Copyright 2006 Jonathan Perez There are all kinds of diet recommendations all over the bodybuilding magazines and websites that advise to divide your eating into different "ratios" and "percentages" for building muscle mass and gaining weight. Some recommend high fat, low carb, others say moderate carbs, moderate fat, high carbs, low fat, etc. But the one thing that each and every one of these "weight gain" / "muscle building" diets say is it must be HIGH in protein. Well, I'm here to tell you the TRUTH. It is NOT necessary at all to eat a diet high in protein to gain muscle weight. Just about everything you read says to eat 1-2 grams of protein per pound of bodyweight.
Some even go as high as suggesting you have to not only eat high, but massive amounts of protein to build muscle and gain weight. This MYTH is due to 3 reasons: 1) Everyone thinks that muscle tissue is made up mostly of protein 2) Everyone thinks that either high amounts of fat or high amounts of carbohydrates will cause you to get fat 3) Everyone thinks that protein has a "thermogenic" (inner-body temperature raising) effect, which helps burn fat All three of these beliefs are completely wrong! (In this article I am going to give you a very brief explanation, but in later articles I will go into more detail). First, muscle tissue is NOT made up of mostly of protein. Muscle tissue is 70% WATER. The other 30% is made of GLUCOSE, and AMINO ACIDS.
Your muscles need just as much glucose (which is what carbohydrates are converted into), if not MORE than protein to gain muscle size. Those that have medically studied the physiology of the human body know that amino acids are what make up protein. However, the body uses whatever amount of amino acids it needs at that particular moment. The rest it stores for later use. It is NOT true that you need to be eating a "steady stream" of protein to gain muscle weight.your body keeps a little "pool" of stored amino acids. Protein is by far the most difficult macronutrient to break down and digest. The higher the amount of protein you eat the more stress you are placing on your digestive system.
Oh, by the way, what do you think happens to any excess protein??? It turns it into FAT! Have you ever noticed how you feel when you eat a huge burger or steak?
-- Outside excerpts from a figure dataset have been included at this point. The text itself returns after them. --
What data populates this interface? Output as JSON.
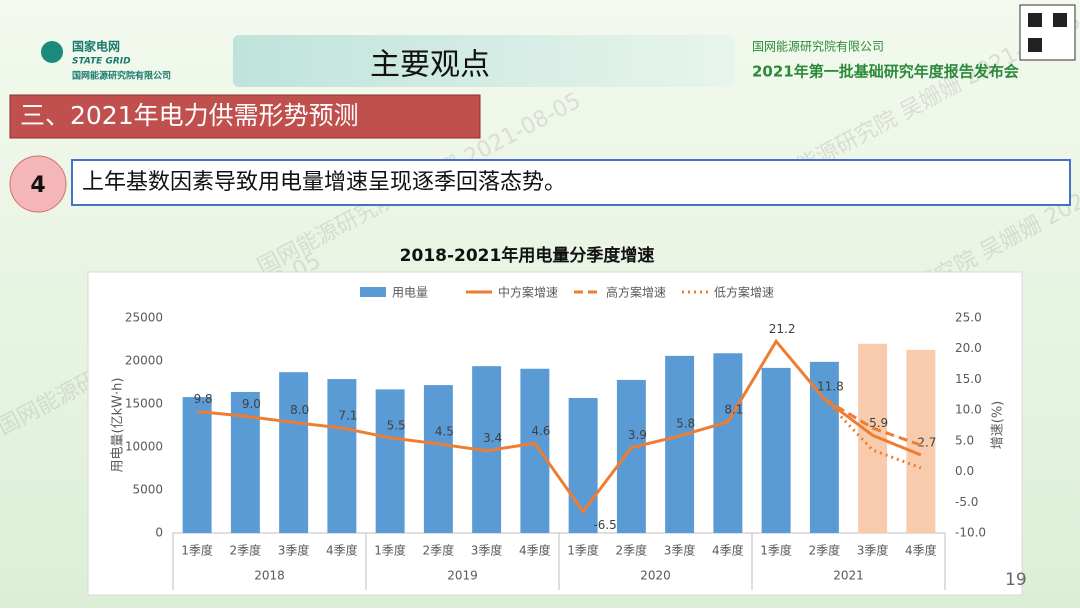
{
  "header": {
    "logo_cn": "国家电网",
    "logo_en": "STATE GRID",
    "logo_org": "国网能源研究院有限公司",
    "title": "主要观点",
    "org": "国网能源研究院有限公司",
    "event": "2021年第一批基础研究年度报告发布会"
  },
  "section": "三、2021年电力供需形势预测",
  "point": {
    "number": "4",
    "text": "上年基数因素导致用电量增速呈现逐季回落态势。"
  },
  "watermark": "国网能源研究院 吴姗姗 2021-08-05",
  "page_number": "19",
  "chart_data": {
    "type": "combo",
    "title": "2018-2021年用电量分季度增速",
    "categories": [
      "1季度",
      "2季度",
      "3季度",
      "4季度",
      "1季度",
      "2季度",
      "3季度",
      "4季度",
      "1季度",
      "2季度",
      "3季度",
      "4季度",
      "1季度",
      "2季度",
      "3季度",
      "4季度"
    ],
    "groups": [
      "2018",
      "2019",
      "2020",
      "2021"
    ],
    "ylabel": "用电量(亿kW·h)",
    "y2label": "增速(%)",
    "ylim": [
      0,
      25000
    ],
    "yticks": [
      0,
      5000,
      10000,
      15000,
      20000,
      25000
    ],
    "y2lim": [
      -10,
      25
    ],
    "y2ticks": [
      {
        "value": -10,
        "label": "-10.0"
      },
      {
        "value": -5,
        "label": "-5.0"
      },
      {
        "value": 0,
        "label": "0.0"
      },
      {
        "value": 5,
        "label": "5.0"
      },
      {
        "value": 10,
        "label": "10.0"
      },
      {
        "value": 15,
        "label": "15.0"
      },
      {
        "value": 20,
        "label": "20.0"
      },
      {
        "value": 25,
        "label": "25.0"
      }
    ],
    "series": [
      {
        "name": "用电量",
        "type": "bar",
        "colors": [
          "#5b9bd5",
          "#5b9bd5",
          "#5b9bd5",
          "#5b9bd5",
          "#5b9bd5",
          "#5b9bd5",
          "#5b9bd5",
          "#5b9bd5",
          "#5b9bd5",
          "#5b9bd5",
          "#5b9bd5",
          "#5b9bd5",
          "#5b9bd5",
          "#5b9bd5",
          "#f8cbad",
          "#f8cbad"
        ],
        "values": [
          15800,
          16400,
          18700,
          17900,
          16700,
          17200,
          19400,
          19100,
          15700,
          17800,
          20600,
          20900,
          19200,
          19900,
          22000,
          21300
        ]
      },
      {
        "name": "中方案增速",
        "type": "line",
        "style": "solid",
        "color": "#ed7d31",
        "axis": "y2",
        "values": [
          9.8,
          9.0,
          8.0,
          7.1,
          5.5,
          4.5,
          3.4,
          4.6,
          -6.5,
          3.9,
          5.8,
          8.1,
          21.2,
          11.8,
          5.9,
          2.7
        ],
        "value_labels": [
          "9.8",
          "9.0",
          "8.0",
          "7.1",
          "5.5",
          "4.5",
          "3.4",
          "4.6",
          "-6.5",
          "3.9",
          "5.8",
          "8.1",
          "21.2",
          "11.8",
          "5.9",
          "2.7"
        ]
      },
      {
        "name": "高方案增速",
        "type": "line",
        "style": "dashed",
        "color": "#ed7d31",
        "axis": "y2",
        "values": [
          null,
          null,
          null,
          null,
          null,
          null,
          null,
          null,
          null,
          null,
          null,
          null,
          null,
          11.8,
          7.1,
          4.3
        ]
      },
      {
        "name": "低方案增速",
        "type": "line",
        "style": "dotted",
        "color": "#ed7d31",
        "axis": "y2",
        "values": [
          null,
          null,
          null,
          null,
          null,
          null,
          null,
          null,
          null,
          null,
          null,
          null,
          null,
          11.8,
          3.5,
          0.6
        ]
      }
    ]
  }
}
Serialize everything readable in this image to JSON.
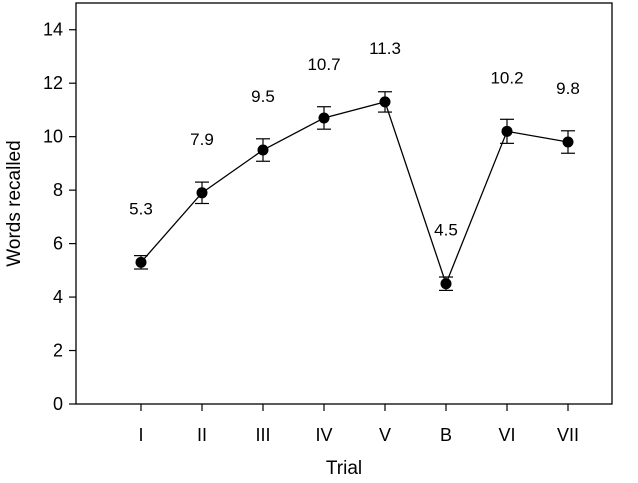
{
  "chart_data": {
    "type": "line",
    "categories": [
      "I",
      "II",
      "III",
      "IV",
      "V",
      "B",
      "VI",
      "VII"
    ],
    "values": [
      5.3,
      7.9,
      9.5,
      10.7,
      11.3,
      4.5,
      10.2,
      9.8
    ],
    "error": [
      0.25,
      0.4,
      0.42,
      0.42,
      0.38,
      0.25,
      0.45,
      0.42
    ],
    "data_labels": [
      "5.3",
      "7.9",
      "9.5",
      "10.7",
      "11.3",
      "4.5",
      "10.2",
      "9.8"
    ],
    "xlabel": "Trial",
    "ylabel": "Words recalled",
    "ylim": [
      0,
      15
    ],
    "yticks": [
      0,
      2,
      4,
      6,
      8,
      10,
      12,
      14
    ],
    "ytick_labels": [
      "0",
      "2",
      "4",
      "6",
      "8",
      "10",
      "12",
      "14"
    ],
    "grid": false,
    "colors": {
      "line": "#000000",
      "marker": "#000000"
    }
  }
}
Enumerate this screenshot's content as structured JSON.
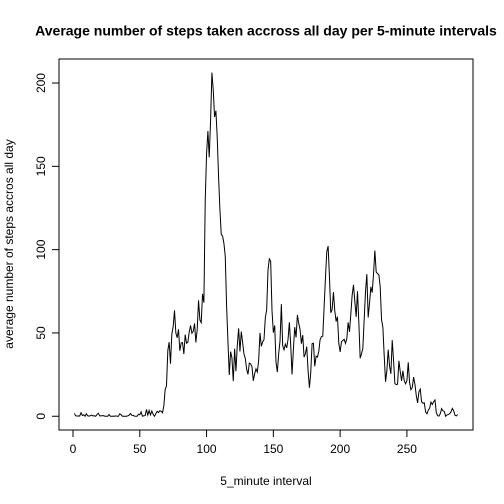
{
  "chart_data": {
    "type": "line",
    "title": "Average number of steps taken accross all day per 5-minute intervals",
    "xlabel": "5_minute interval",
    "ylabel": "average number of steps accros all day",
    "color": "#000000",
    "xlim": [
      -10.48,
      299.48
    ],
    "ylim": [
      -8.25,
      214.42
    ],
    "xticks": [
      0,
      50,
      100,
      150,
      200,
      250
    ],
    "yticks": [
      0,
      50,
      100,
      150,
      200
    ],
    "x": [
      1,
      2,
      3,
      4,
      5,
      6,
      7,
      8,
      9,
      10,
      11,
      12,
      13,
      14,
      15,
      16,
      17,
      18,
      19,
      20,
      21,
      22,
      23,
      24,
      25,
      26,
      27,
      28,
      29,
      30,
      31,
      32,
      33,
      34,
      35,
      36,
      37,
      38,
      39,
      40,
      41,
      42,
      43,
      44,
      45,
      46,
      47,
      48,
      49,
      50,
      51,
      52,
      53,
      54,
      55,
      56,
      57,
      58,
      59,
      60,
      61,
      62,
      63,
      64,
      65,
      66,
      67,
      68,
      69,
      70,
      71,
      72,
      73,
      74,
      75,
      76,
      77,
      78,
      79,
      80,
      81,
      82,
      83,
      84,
      85,
      86,
      87,
      88,
      89,
      90,
      91,
      92,
      93,
      94,
      95,
      96,
      97,
      98,
      99,
      100,
      101,
      102,
      103,
      104,
      105,
      106,
      107,
      108,
      109,
      110,
      111,
      112,
      113,
      114,
      115,
      116,
      117,
      118,
      119,
      120,
      121,
      122,
      123,
      124,
      125,
      126,
      127,
      128,
      129,
      130,
      131,
      132,
      133,
      134,
      135,
      136,
      137,
      138,
      139,
      140,
      141,
      142,
      143,
      144,
      145,
      146,
      147,
      148,
      149,
      150,
      151,
      152,
      153,
      154,
      155,
      156,
      157,
      158,
      159,
      160,
      161,
      162,
      163,
      164,
      165,
      166,
      167,
      168,
      169,
      170,
      171,
      172,
      173,
      174,
      175,
      176,
      177,
      178,
      179,
      180,
      181,
      182,
      183,
      184,
      185,
      186,
      187,
      188,
      189,
      190,
      191,
      192,
      193,
      194,
      195,
      196,
      197,
      198,
      199,
      200,
      201,
      202,
      203,
      204,
      205,
      206,
      207,
      208,
      209,
      210,
      211,
      212,
      213,
      214,
      215,
      216,
      217,
      218,
      219,
      220,
      221,
      222,
      223,
      224,
      225,
      226,
      227,
      228,
      229,
      230,
      231,
      232,
      233,
      234,
      235,
      236,
      237,
      238,
      239,
      240,
      241,
      242,
      243,
      244,
      245,
      246,
      247,
      248,
      249,
      250,
      251,
      252,
      253,
      254,
      255,
      256,
      257,
      258,
      259,
      260,
      261,
      262,
      263,
      264,
      265,
      266,
      267,
      268,
      269,
      270,
      271,
      272,
      273,
      274,
      275,
      276,
      277,
      278,
      279,
      280,
      281,
      282,
      283,
      284,
      285,
      286,
      287,
      288
    ],
    "values": [
      1.7,
      0.3,
      0.1,
      0.2,
      0.1,
      2.1,
      0.5,
      0.9,
      0,
      1.5,
      0.3,
      0.1,
      0.3,
      0.7,
      0.2,
      0.3,
      0,
      1.1,
      1.8,
      0.2,
      0.2,
      0.4,
      0.3,
      0,
      0,
      0,
      1.1,
      0,
      0,
      0.1,
      0,
      0.2,
      0,
      0,
      1.5,
      0.9,
      0,
      0,
      0,
      0,
      0.2,
      0.6,
      1.6,
      0.6,
      0.5,
      0.1,
      0,
      0,
      1.2,
      0.9,
      2.6,
      0,
      0.3,
      0.4,
      4.1,
      0.7,
      3.5,
      0.8,
      3.1,
      1.1,
      0,
      1.6,
      3,
      2.2,
      3.3,
      3,
      2.1,
      6.1,
      16,
      18.3,
      39.5,
      44.5,
      31.5,
      49.3,
      53.8,
      63.5,
      50,
      47.1,
      52.2,
      39.3,
      44,
      44.2,
      37.4,
      49,
      43.8,
      44.4,
      50.5,
      54.5,
      49.9,
      51,
      55.7,
      44.3,
      52.3,
      69.5,
      57.8,
      56.2,
      73.4,
      68.2,
      129.4,
      157.5,
      171.2,
      155.4,
      177.3,
      206.2,
      195.9,
      179.6,
      183.4,
      167,
      143.5,
      124,
      109.1,
      108.1,
      103.7,
      96,
      66.2,
      45.2,
      24.8,
      38.8,
      35,
      21.1,
      40.6,
      27,
      42.4,
      52.7,
      38.9,
      50.8,
      44.3,
      37.4,
      34.7,
      28.3,
      25.1,
      31.9,
      31.4,
      29.7,
      21.3,
      25.5,
      28.4,
      26.5,
      33.4,
      50,
      42,
      44.6,
      46,
      59.2,
      63.9,
      87.7,
      94.8,
      92.8,
      63.4,
      50.2,
      54.5,
      32.4,
      26.5,
      37.7,
      45.1,
      67.3,
      42.3,
      39.9,
      43.3,
      41,
      46.2,
      56.4,
      42.8,
      25.1,
      40,
      53.5,
      47.3,
      60.8,
      55.8,
      52,
      43.6,
      48.7,
      35.5,
      37.5,
      41.8,
      27.5,
      17.1,
      26.1,
      43.6,
      43.8,
      30,
      36.1,
      35.5,
      38.8,
      46,
      47.8,
      48.1,
      65.3,
      82.9,
      98.7,
      102.1,
      84,
      62.1,
      64.1,
      74.5,
      63.2,
      56.9,
      59.8,
      43.9,
      38.6,
      44.7,
      45.5,
      46.2,
      43.7,
      46.6,
      56.3,
      50.7,
      61.2,
      72.7,
      78.9,
      68.9,
      59.7,
      75.1,
      56.5,
      34.8,
      37.5,
      40.7,
      58,
      74.7,
      85.3,
      59.3,
      67.8,
      77.7,
      74.2,
      85.3,
      99.5,
      86.6,
      85.6,
      84.9,
      77.8,
      58,
      53.4,
      36.3,
      20.7,
      27.4,
      40,
      30.2,
      25.5,
      45.7,
      33.5,
      19.6,
      19,
      19.3,
      33.3,
      26.8,
      21.2,
      27.3,
      21.3,
      19.5,
      21.3,
      32.3,
      20.2,
      15.9,
      17.2,
      23.5,
      19.2,
      12.5,
      8,
      14.7,
      16.3,
      8.7,
      7.8,
      8.1,
      2.6,
      1.5,
      3.7,
      4.8,
      8.5,
      7.1,
      8.7,
      9.8,
      2.2,
      0.3,
      0.1,
      1.6,
      4.6,
      3.3,
      2.8,
      0,
      0.8,
      1,
      1.6,
      2.6,
      4.7,
      3.3,
      0.6,
      0.2,
      1.1
    ]
  }
}
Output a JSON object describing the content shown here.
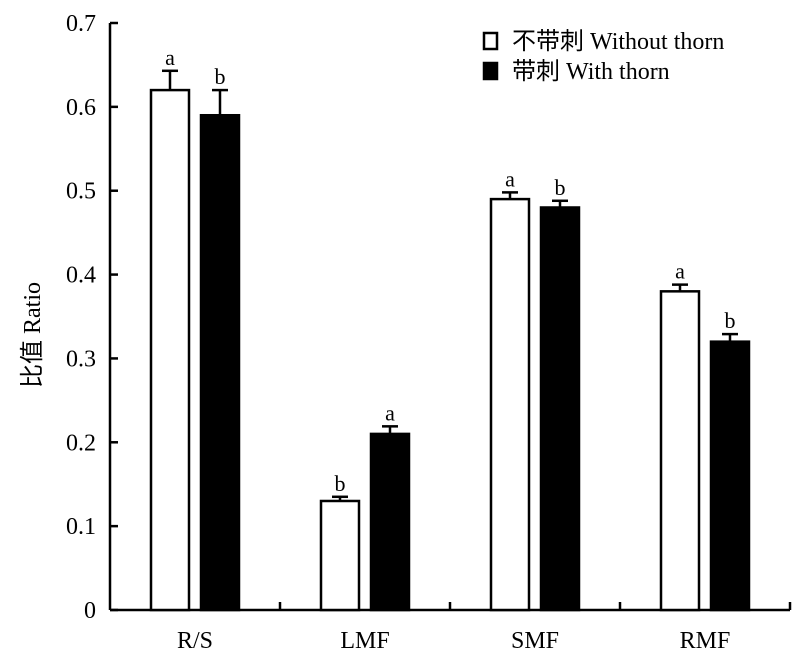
{
  "chart_data": {
    "type": "bar",
    "title": "",
    "xlabel": "",
    "ylabel": "比值 Ratio",
    "ylim": [
      0,
      0.7
    ],
    "yticks": [
      "0",
      "0.1",
      "0.2",
      "0.3",
      "0.4",
      "0.5",
      "0.6",
      "0.7"
    ],
    "categories": [
      "R/S",
      "LMF",
      "SMF",
      "RMF"
    ],
    "legend_position": "top-right",
    "series": [
      {
        "name": "不带刺 Without thorn",
        "fill": "#ffffff",
        "values": [
          0.62,
          0.13,
          0.49,
          0.38
        ],
        "errors": [
          0.023,
          0.005,
          0.008,
          0.008
        ],
        "significance": [
          "a",
          "b",
          "a",
          "a"
        ]
      },
      {
        "name": "带刺 With thorn",
        "fill": "#000000",
        "values": [
          0.59,
          0.21,
          0.48,
          0.32
        ],
        "errors": [
          0.03,
          0.009,
          0.008,
          0.009
        ],
        "significance": [
          "b",
          "a",
          "b",
          "b"
        ]
      }
    ]
  }
}
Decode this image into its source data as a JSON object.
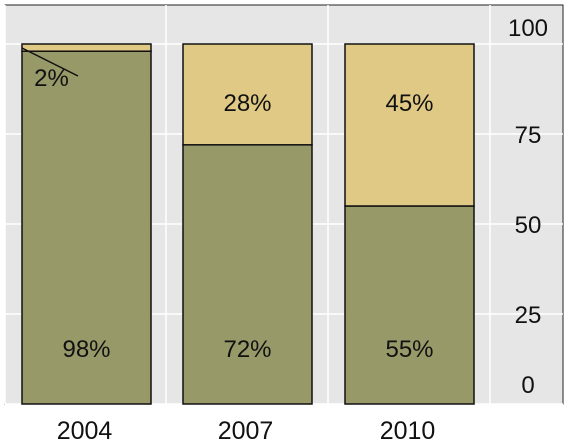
{
  "chart_data": {
    "type": "bar",
    "stacked": true,
    "categories": [
      "2004",
      "2007",
      "2010"
    ],
    "series": [
      {
        "values": [
          98,
          72,
          55
        ],
        "color": "#979969"
      },
      {
        "values": [
          2,
          28,
          45
        ],
        "color": "#dfc985"
      }
    ],
    "data_labels": [
      [
        "98%",
        "72%",
        "55%"
      ],
      [
        "2%",
        "28%",
        "45%"
      ]
    ],
    "y_axis": {
      "position": "right",
      "ticks": [
        "0",
        "25",
        "50",
        "75",
        "100"
      ],
      "ylim": [
        0,
        100
      ]
    },
    "plot_background": "#e6e6e6",
    "grid": true,
    "title": "",
    "xlabel": "",
    "ylabel": ""
  }
}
Even after several hours have passed, it still feels like you've got that entire piece of meat just sitting and rotting in your stomach. How much benefit in gaining muscle weight do you think that's going to give you? Have you ever drank those disgusting protein shakes or eaten those chalk-tasting protein bars? You get gas, you feel bloated, and you might even get the "runs" (diarrhea). That's a major sign that your body is NOT properly digesting all of that protein!!! There are several real-life examples of athletes that don't consume massive amounts of protein to gain muscle weight, yet have tremendous physiques, are in excellent health, are powerful, fast, and agile. To just name some of them: Andreas Cahling - Swedish champion bodybuilder and Olympic gold medalist in the ski jump Keith Holmes - World champion middleweight boxer Bill Manetti - Powerlifting champion Stan Price - World weight lifting record holder; bench press Art Still - Buffalo Bills and Kansas City Chiefs MVP defensive ends, Kansas City Chiefs Hall of Fame Chris Campbell - Olympic wrestling champion Peter Hussing - European super heavyweight boxing champion You can eat all the protein in the world and not gain one pound of muscle weight if you aren't eating enough calories!!!!! Remember, it doesn't matter what we've been fed by the magazines and companies trying to sell us their latest protein concoction. It all comes down to the calories! In my next article I'll cover the 2nd and 3rd misconception everyone has about protein.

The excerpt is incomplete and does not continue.